The bulk of the total judgment consisted of the tripled claim amounts, which came from an FBI investigator’s assessment of Medicaid claims that DVI made pursuant to fraudulent or missing care plans, and was supported by information supplied by the District of Columbia’s Department of Health Care Finance. Kollar-Kotelly rejected the defendant’s arguments to limit the relevant time period to December 2008, and the FCA’s damages provision, which generally mandates triple damages, left little room for alteration of that portion of the judgment.
The court had more latitude in the parties’ arguments on per-claim fines, which can vary between $5,500 and $11,000 per claim.

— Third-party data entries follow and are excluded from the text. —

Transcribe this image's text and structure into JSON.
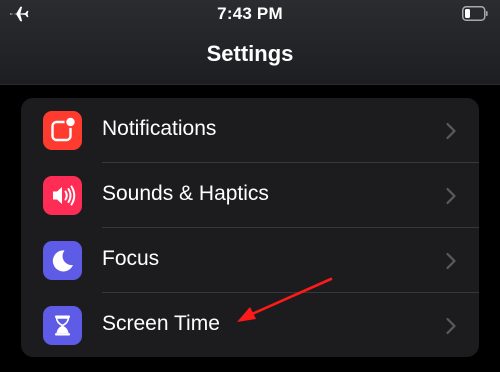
{
  "status_bar": {
    "time": "7:43 PM",
    "left_icon": "airplane-icon",
    "right_icon": "battery-icon"
  },
  "nav": {
    "title": "Settings"
  },
  "settings": {
    "items": [
      {
        "label": "Notifications",
        "icon": "notifications-icon",
        "icon_bg": "#ff3b30"
      },
      {
        "label": "Sounds & Haptics",
        "icon": "speaker-icon",
        "icon_bg": "#ff2d55"
      },
      {
        "label": "Focus",
        "icon": "moon-icon",
        "icon_bg": "#5e5ce6"
      },
      {
        "label": "Screen Time",
        "icon": "hourglass-icon",
        "icon_bg": "#5e5ce6"
      }
    ]
  },
  "annotation": {
    "arrow_color": "#ff1a1a",
    "points_to": "Screen Time"
  }
}
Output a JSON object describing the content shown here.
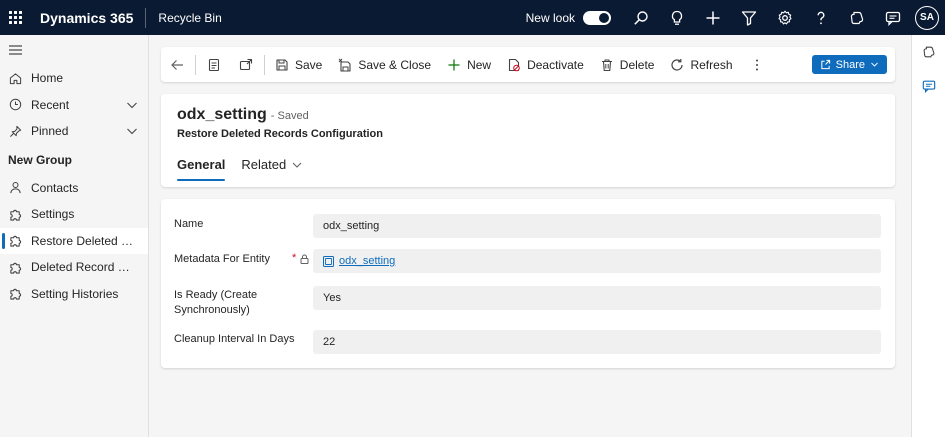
{
  "topbar": {
    "brand": "Dynamics 365",
    "app_name": "Recycle Bin",
    "new_look_label": "New look",
    "new_look_enabled": true,
    "avatar_initials": "SA",
    "icons": [
      "search-icon",
      "lightbulb-icon",
      "plus-icon",
      "filter-icon",
      "gear-icon",
      "help-icon",
      "copilot-icon",
      "chat-icon"
    ]
  },
  "sidebar": {
    "items": [
      {
        "label": "Home",
        "icon": "home-icon"
      },
      {
        "label": "Recent",
        "icon": "clock-icon",
        "expandable": true
      },
      {
        "label": "Pinned",
        "icon": "pin-icon",
        "expandable": true
      }
    ],
    "group_title": "New Group",
    "group_items": [
      {
        "label": "Contacts",
        "icon": "person-icon"
      },
      {
        "label": "Settings",
        "icon": "puzzle-icon"
      },
      {
        "label": "Restore Deleted Rec...",
        "icon": "puzzle-icon",
        "active": true
      },
      {
        "label": "Deleted Record Refe...",
        "icon": "puzzle-icon"
      },
      {
        "label": "Setting Histories",
        "icon": "puzzle-icon"
      }
    ]
  },
  "commandbar": {
    "save": "Save",
    "save_close": "Save & Close",
    "new": "New",
    "deactivate": "Deactivate",
    "delete": "Delete",
    "refresh": "Refresh",
    "share": "Share"
  },
  "record": {
    "title": "odx_setting",
    "status": "- Saved",
    "entity": "Restore Deleted Records Configuration",
    "tabs": [
      {
        "label": "General",
        "active": true
      },
      {
        "label": "Related",
        "dropdown": true
      }
    ]
  },
  "form": {
    "fields": [
      {
        "label": "Name",
        "value": "odx_setting"
      },
      {
        "label": "Metadata For Entity",
        "required_marker": "*",
        "value": "odx_setting",
        "lookup": true,
        "locked": true
      },
      {
        "label": "Is Ready (Create Synchronously)",
        "value": "Yes"
      },
      {
        "label": "Cleanup Interval In Days",
        "value": "22"
      }
    ]
  },
  "colors": {
    "topbar_bg": "#0b1a33",
    "accent": "#0f6cbd",
    "required": "#c50f1f"
  }
}
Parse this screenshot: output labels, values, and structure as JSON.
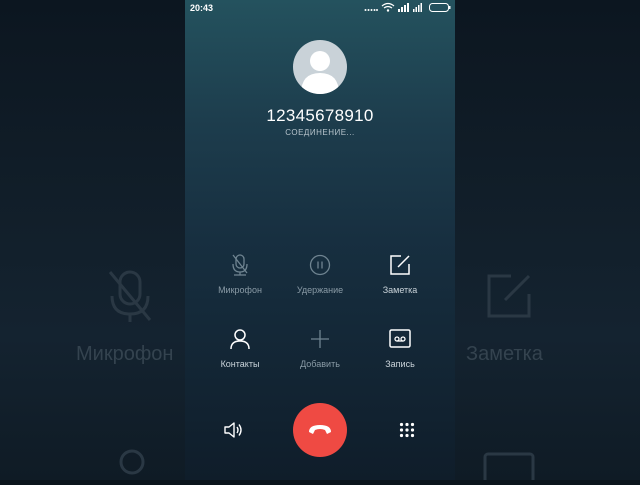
{
  "status_bar": {
    "time": "20:43"
  },
  "call": {
    "number": "12345678910",
    "state": "СОЕДИНЕНИЕ..."
  },
  "controls": {
    "mute": "Микрофон",
    "hold": "Удержание",
    "note": "Заметка",
    "contacts": "Контакты",
    "add": "Добавить",
    "record": "Запись"
  },
  "background_labels": {
    "left": "Микрофон",
    "right": "Заметка"
  },
  "colors": {
    "hangup": "#ef4a43",
    "accent_text": "#ffffff"
  },
  "icons": {
    "avatar": "person-silhouette",
    "mute": "microphone-off-icon",
    "hold": "pause-icon",
    "note": "edit-note-icon",
    "contacts": "person-icon",
    "add": "plus-icon",
    "record": "voicemail-icon",
    "speaker": "speaker-icon",
    "end_call": "phone-hangup-icon",
    "keypad": "dialpad-icon"
  }
}
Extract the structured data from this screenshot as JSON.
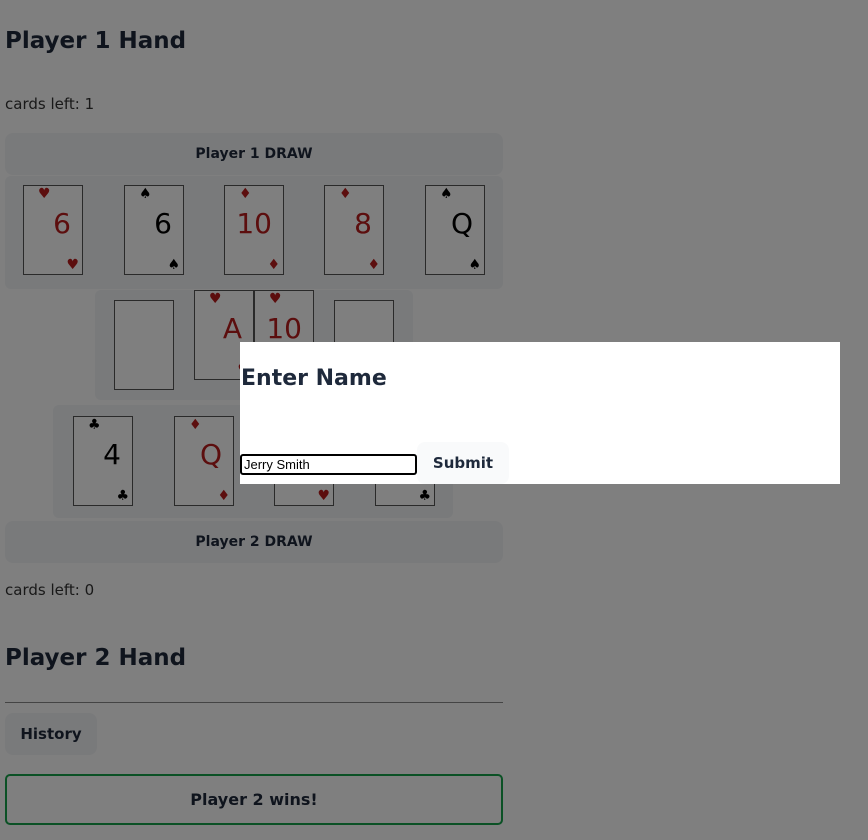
{
  "player1": {
    "title": "Player 1 Hand",
    "cards_left": "cards left: 1",
    "draw_label": "Player 1 DRAW",
    "hand": [
      {
        "rank": "6",
        "suit": "♥",
        "color": "red"
      },
      {
        "rank": "6",
        "suit": "♠",
        "color": "black"
      },
      {
        "rank": "10",
        "suit": "♦",
        "color": "red"
      },
      {
        "rank": "8",
        "suit": "♦",
        "color": "red"
      },
      {
        "rank": "Q",
        "suit": "♠",
        "color": "black"
      }
    ]
  },
  "table": {
    "piles": [
      {
        "rank": "",
        "suit": "",
        "color": "blank"
      },
      {
        "rank": "A",
        "suit": "♥",
        "color": "red"
      },
      {
        "rank": "10",
        "suit": "♥",
        "color": "red"
      },
      {
        "rank": "",
        "suit": "",
        "color": "blank"
      }
    ]
  },
  "player2": {
    "title": "Player 2 Hand",
    "cards_left": "cards left: 0",
    "draw_label": "Player 2 DRAW",
    "hand": [
      {
        "rank": "4",
        "suit": "♣",
        "color": "black"
      },
      {
        "rank": "Q",
        "suit": "♦",
        "color": "red"
      },
      {
        "rank": "",
        "suit": "♥",
        "color": "red"
      },
      {
        "rank": "",
        "suit": "♣",
        "color": "black"
      }
    ]
  },
  "history_label": "History",
  "winner_text": "Player 2 wins!",
  "modal": {
    "title": "Enter Name",
    "input_value": "Jerry Smith",
    "submit_label": "Submit"
  },
  "colors": {
    "red_suit": "#b91c1c",
    "black_suit": "#000000",
    "button_bg": "#f3f4f6",
    "winner_border": "#16a34a",
    "overlay": "rgba(0,0,0,0.5)"
  }
}
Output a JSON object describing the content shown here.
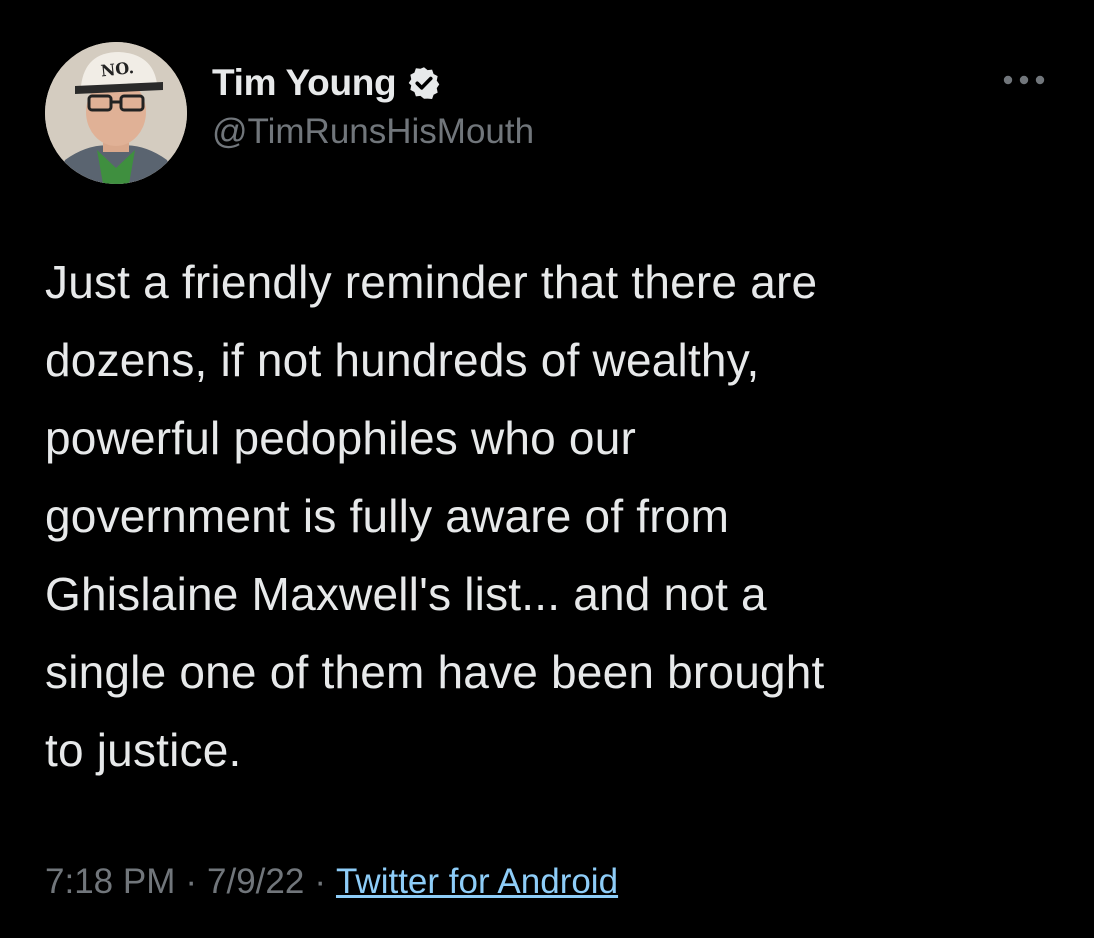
{
  "author": {
    "display_name": "Tim Young",
    "handle": "@TimRunsHisMouth",
    "verified": true,
    "avatar_cap_text": "NO."
  },
  "tweet": {
    "text": "Just a friendly reminder that there are\ndozens, if not hundreds of wealthy,\npowerful pedophiles who our\ngovernment is fully aware of from\nGhislaine Maxwell's list...  and not a\nsingle one of them have been brought\nto justice."
  },
  "meta": {
    "time": "7:18 PM",
    "separator": "·",
    "date": "7/9/22",
    "source": "Twitter for Android"
  },
  "icons": {
    "verified": "verified-badge-icon",
    "more": "more-horizontal-icon"
  },
  "colors": {
    "background": "#000000",
    "primary_text": "#e7e9ea",
    "secondary_text": "#71767b",
    "link": "#8ecdf8"
  }
}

Kollar-Kotelly noted the government’s perhaps conservative decision to label each computerized invoice submission as a “claim,” even though each electronic submission contained multiple invoices for individual care recipients, which Kollar-Kotelly said could “theoretically” be considered a claim.
Markovitz said pursuing only the submitted invoices for per-claim fines was a solid strategy. "[I]t makes sense to go for the obvious false claims, for which there can be no dispute, and then seek the highest penalties given the egregious conduct by the defendants,” Markovitz said. He added that the government’s decision on this portion of the judgment might have been influenced by the defendants’ ultimate ability to pay the judgment.
Jude C. Iweanoge in Washington represented the defendants. The U.S. Attorney’s Office for the District of Columbia represented the government.